Foto Nationaal Archief
Veredelde rijstvariëteiten, ingezaaid vanuit vliegtuigjes, brachten in de bijbehorende Prins Bernhard-polder wonderbaarlijke oogsten op van acht ton per hectare. De planten hadden korte, stevige halmen, lange korrels en een groeiseizoen van slechts 105 dagen, waardoor je op de zeeklei van West-Suriname twee oogsten per jaar kon binnenhalen.

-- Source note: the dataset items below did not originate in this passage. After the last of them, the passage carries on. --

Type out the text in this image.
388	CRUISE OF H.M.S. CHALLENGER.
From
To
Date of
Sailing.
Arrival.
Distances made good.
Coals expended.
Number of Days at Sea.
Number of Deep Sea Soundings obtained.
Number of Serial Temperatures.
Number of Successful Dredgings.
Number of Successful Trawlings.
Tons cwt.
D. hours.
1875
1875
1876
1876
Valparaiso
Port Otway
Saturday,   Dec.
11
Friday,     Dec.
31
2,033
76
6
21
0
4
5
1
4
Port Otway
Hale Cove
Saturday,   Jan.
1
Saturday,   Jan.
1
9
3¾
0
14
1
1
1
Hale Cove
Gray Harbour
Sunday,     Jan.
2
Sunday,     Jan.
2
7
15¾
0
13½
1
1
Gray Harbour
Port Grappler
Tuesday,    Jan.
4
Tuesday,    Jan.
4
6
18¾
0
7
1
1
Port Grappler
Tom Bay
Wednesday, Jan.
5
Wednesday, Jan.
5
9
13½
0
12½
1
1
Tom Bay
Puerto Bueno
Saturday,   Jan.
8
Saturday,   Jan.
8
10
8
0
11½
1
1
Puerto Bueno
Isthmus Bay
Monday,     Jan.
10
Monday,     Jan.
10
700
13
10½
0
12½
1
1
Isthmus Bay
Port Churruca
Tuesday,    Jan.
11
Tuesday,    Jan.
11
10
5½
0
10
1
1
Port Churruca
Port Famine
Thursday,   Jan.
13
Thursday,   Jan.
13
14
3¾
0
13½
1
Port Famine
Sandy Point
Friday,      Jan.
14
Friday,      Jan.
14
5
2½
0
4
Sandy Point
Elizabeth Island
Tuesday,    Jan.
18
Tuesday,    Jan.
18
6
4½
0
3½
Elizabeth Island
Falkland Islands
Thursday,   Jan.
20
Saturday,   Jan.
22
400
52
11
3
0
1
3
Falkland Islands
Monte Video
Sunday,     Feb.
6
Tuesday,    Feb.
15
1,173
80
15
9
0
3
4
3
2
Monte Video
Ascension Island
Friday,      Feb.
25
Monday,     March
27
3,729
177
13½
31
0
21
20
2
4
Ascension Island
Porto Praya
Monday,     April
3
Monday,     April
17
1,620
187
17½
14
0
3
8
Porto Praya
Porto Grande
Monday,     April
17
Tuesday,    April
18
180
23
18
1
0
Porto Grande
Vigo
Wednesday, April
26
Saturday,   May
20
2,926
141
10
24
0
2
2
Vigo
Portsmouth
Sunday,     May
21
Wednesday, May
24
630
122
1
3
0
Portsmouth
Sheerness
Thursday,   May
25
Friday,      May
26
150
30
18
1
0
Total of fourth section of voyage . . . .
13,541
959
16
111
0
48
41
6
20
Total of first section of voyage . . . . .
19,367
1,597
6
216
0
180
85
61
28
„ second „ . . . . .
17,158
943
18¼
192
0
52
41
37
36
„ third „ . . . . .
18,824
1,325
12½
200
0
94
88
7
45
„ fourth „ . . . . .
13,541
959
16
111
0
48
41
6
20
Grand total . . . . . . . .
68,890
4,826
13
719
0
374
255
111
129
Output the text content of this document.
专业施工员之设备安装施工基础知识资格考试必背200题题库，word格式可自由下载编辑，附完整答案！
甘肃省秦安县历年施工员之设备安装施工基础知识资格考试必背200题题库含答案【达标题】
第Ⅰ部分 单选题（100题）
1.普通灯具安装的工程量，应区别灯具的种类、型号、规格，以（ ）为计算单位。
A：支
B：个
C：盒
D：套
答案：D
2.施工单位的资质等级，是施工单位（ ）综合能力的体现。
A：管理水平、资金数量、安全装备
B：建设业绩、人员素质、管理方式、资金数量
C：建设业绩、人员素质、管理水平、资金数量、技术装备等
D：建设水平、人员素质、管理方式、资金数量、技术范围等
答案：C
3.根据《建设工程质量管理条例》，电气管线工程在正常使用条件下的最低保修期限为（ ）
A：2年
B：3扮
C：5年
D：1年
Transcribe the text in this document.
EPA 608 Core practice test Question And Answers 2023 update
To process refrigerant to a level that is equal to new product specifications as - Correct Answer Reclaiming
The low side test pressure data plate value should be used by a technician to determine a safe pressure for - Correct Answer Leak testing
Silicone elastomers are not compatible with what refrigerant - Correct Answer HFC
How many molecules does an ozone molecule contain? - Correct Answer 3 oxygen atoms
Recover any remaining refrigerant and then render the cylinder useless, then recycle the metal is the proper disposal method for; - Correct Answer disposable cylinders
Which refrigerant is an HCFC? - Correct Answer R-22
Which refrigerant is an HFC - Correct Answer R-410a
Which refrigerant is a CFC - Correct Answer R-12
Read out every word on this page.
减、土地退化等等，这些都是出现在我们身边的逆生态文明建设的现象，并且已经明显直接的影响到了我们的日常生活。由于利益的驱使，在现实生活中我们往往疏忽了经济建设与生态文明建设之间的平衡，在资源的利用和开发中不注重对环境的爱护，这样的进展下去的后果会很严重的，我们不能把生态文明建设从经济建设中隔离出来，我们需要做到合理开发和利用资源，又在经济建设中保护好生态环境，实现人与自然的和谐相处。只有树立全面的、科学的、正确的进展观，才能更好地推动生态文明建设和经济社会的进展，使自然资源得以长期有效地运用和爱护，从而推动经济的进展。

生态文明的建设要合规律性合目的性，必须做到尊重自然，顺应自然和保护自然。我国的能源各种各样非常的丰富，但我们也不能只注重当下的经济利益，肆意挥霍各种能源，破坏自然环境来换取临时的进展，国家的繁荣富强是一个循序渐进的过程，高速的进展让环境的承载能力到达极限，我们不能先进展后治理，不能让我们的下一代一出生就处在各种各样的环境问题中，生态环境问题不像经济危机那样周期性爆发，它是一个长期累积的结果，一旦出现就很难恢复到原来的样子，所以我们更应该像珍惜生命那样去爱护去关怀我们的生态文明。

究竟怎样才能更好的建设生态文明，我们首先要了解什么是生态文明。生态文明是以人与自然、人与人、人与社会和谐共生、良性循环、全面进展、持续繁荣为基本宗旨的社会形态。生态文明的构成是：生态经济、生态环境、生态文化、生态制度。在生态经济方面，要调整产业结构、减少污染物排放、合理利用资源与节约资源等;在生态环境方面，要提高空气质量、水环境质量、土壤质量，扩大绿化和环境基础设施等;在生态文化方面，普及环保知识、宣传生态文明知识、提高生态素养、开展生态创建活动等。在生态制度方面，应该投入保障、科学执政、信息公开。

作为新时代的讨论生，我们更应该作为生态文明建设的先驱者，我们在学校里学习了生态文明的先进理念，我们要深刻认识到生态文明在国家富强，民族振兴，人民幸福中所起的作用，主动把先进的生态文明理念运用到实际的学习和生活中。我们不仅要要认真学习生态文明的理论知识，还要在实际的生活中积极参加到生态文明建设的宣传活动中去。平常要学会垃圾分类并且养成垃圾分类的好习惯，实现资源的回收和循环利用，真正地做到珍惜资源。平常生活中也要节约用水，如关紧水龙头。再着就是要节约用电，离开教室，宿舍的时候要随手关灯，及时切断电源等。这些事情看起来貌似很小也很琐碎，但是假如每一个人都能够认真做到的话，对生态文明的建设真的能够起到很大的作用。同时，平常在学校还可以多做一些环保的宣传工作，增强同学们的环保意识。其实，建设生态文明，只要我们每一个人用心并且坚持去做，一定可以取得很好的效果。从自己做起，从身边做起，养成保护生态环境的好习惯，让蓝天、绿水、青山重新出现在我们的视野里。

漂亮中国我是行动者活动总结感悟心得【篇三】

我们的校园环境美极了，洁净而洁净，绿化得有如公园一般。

Omdat de landbouwuniversiteit van Wageningen mijn alma mater is, voel ik me verbonden met het lot van het Surinaamse Wageningen. Anno 2025 staat deze volksplanting een halve eeuw op eigen benen, net als heel Suriname. Hoe is het Wageningen-in-de-tropen al die tijd vergaan?
Klooiencommissie
Samen met mijn Surinaamse studievriend Manodj Hindori volgde ik in 1986 het vak ‘Optimaal gebruik irrigatiewater’. Aansluitend reden we in een Ford Transit-busje naar Spanje voor het veldpracticum bodemkunde, waar we van olijfgaard naar olijfgaard trokken met een Edelmangrondboor op onze schouders. Manodj zou na die zomer terugkeren naar Suriname om, in navolging van zijn vader, zijn land vooruit te helpen.
Veel meer dan ik is Manodj een zoon van Wageningen. Hij is er geboren, in 1961, in een studentenflat aan de Dijkstraat. Zijn moeder, nu ver in de negentig, komt uit Curaçao; zijn Hindoestaans-Surinaamse vader studeerde van 1955 tot 1962 aan wat toen nog de Landbouwhogeschool heette. Als lid van de ‘klooiencommissie’ bedacht George Hindori ludieke avonden op de studentensociëteit Ceres.
Terug in Suriname werd Hindori senior eind jaren zestig toezichthouder van de rijstonderneming in Wageningen. Als parlementslid in Paramaribo wilde Manodj’ vader de band met Nederland niet overhaast verbreken: Suriname was in 1975 naar zijn idee nog niet klaar voor de onafhankelijkheid. Het kabinet-Den Uyl wilde echter hoe dan ook van het laatste restje tropisch Nederland af – en had daar 3,5 miljard gulden voor over. „Het geld is voor en ván jullie”, sprak minister Jan Pronk, die als jeugdige linksbuiten de Nederlandse koloniale veren afschudde.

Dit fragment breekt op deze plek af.